The EU is to break off negotiations with Bosnia on eventual membership unless its feuding leaders agree to radical police reforms, the country's international governor warned on Wednesday.
Miroslav Lajcak, a Slovak diplomat who took over the running of Bosnia 10 weeks ago, said that he had given Bosnia's rival political leaders an ultimatum -- agree to the creation of a single national police structure by the end of the month or see the negotiations with Brussels frozen.
"If there is no agreement on the police, the international community will have to react," Lajcak, Bosnia's "high representative", an all-powerful post created in 1995, said. "There will be no business as usual. We won't beat around the bush.
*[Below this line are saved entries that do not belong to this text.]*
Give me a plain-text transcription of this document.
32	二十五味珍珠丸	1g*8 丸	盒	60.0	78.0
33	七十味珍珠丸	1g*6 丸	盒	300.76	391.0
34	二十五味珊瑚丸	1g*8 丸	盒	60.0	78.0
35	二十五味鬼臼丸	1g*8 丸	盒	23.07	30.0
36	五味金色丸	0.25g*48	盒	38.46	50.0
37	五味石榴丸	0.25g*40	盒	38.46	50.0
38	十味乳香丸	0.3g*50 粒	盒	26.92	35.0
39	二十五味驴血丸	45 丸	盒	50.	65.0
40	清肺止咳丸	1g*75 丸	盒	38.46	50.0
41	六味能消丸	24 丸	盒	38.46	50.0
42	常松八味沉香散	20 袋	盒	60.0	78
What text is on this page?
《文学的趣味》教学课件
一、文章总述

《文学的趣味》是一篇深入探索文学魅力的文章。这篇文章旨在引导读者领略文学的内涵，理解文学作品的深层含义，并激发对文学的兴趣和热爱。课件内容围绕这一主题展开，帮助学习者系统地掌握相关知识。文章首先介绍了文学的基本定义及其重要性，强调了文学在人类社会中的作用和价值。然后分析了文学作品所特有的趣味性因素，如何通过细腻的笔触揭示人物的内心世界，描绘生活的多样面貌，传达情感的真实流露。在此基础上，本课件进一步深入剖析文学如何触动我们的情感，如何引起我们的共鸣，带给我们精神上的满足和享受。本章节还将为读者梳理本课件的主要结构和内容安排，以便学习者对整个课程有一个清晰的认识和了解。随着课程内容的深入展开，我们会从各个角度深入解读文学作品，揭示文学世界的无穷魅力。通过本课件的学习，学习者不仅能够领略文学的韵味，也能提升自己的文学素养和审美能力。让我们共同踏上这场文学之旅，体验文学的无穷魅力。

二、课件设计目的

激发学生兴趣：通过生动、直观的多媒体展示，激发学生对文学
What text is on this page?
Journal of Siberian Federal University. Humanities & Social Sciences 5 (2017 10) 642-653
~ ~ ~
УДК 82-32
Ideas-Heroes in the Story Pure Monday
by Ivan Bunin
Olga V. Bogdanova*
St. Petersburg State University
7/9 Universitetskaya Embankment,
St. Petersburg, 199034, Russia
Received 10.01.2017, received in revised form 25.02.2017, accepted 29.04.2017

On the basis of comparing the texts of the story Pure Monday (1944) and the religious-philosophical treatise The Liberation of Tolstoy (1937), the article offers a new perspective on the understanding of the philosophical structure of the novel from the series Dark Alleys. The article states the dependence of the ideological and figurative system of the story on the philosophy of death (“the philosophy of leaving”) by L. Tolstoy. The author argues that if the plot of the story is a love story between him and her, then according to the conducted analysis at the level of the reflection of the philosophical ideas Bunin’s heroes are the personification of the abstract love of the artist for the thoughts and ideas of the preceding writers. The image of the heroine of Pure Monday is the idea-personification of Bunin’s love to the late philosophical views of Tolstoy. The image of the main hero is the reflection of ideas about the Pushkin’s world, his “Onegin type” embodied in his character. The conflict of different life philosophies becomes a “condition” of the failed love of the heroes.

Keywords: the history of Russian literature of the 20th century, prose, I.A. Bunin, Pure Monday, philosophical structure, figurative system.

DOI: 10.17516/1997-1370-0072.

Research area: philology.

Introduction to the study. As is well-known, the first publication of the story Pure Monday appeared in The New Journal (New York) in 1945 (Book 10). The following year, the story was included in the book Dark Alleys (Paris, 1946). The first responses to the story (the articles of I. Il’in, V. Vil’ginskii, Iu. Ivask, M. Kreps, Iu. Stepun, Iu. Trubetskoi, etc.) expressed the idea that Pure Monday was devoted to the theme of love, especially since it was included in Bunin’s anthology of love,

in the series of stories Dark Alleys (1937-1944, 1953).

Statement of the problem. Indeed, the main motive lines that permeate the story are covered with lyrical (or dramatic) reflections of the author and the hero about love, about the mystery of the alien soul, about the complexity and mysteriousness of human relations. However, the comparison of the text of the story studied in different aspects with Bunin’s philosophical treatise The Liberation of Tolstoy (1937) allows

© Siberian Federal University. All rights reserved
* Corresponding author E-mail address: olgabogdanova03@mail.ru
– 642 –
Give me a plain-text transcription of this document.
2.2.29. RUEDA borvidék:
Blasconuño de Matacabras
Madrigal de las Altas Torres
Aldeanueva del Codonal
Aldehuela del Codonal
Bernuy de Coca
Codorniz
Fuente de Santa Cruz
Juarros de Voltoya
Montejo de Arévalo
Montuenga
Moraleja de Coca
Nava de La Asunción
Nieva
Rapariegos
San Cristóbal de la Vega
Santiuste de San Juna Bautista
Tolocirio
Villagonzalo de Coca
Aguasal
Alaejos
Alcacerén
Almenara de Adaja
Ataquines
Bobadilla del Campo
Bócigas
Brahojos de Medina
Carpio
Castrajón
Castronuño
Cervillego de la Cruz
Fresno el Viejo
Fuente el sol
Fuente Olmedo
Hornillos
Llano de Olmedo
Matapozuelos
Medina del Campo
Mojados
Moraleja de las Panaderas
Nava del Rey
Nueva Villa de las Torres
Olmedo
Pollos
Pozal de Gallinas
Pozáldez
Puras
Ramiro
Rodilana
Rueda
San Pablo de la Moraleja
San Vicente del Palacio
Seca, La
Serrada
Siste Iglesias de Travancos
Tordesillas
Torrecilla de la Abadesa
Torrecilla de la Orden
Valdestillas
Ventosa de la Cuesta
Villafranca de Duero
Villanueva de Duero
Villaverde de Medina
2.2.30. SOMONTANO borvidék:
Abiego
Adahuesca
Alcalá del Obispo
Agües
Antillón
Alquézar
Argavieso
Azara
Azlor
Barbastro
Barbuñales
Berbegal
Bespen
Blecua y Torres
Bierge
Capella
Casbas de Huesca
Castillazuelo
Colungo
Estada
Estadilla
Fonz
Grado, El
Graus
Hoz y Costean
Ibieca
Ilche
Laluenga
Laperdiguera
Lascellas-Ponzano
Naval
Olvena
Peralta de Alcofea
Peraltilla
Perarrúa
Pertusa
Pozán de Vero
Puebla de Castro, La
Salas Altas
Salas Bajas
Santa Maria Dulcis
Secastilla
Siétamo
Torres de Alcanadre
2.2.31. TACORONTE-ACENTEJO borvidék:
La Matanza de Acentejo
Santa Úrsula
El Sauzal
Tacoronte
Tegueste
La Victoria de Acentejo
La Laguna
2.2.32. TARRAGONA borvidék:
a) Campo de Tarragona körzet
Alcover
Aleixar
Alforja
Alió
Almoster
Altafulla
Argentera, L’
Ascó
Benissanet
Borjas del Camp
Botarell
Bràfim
We'll name names. We have three weeks."
The country's bitterly hostile Serbian and Bosnian Muslim leaders are at odds over the sensitive police issue in a country divided along ethnic lines into a Serbian half and a Bosnian-Croat federation as a result of the 1992-1995 war.
The police structures reflect the ethnic division of the country, with each of the two "entities" empowered to run their own police forces.
The Bosnian Serb leader, Milorad Dodik, has resisted all attempts to form a national police force over the past two years and to cede authority over the police to the national government.
The Bosnian Muslim leader, Haris Silajdzic, has also rejected the police project because it does not go far enough.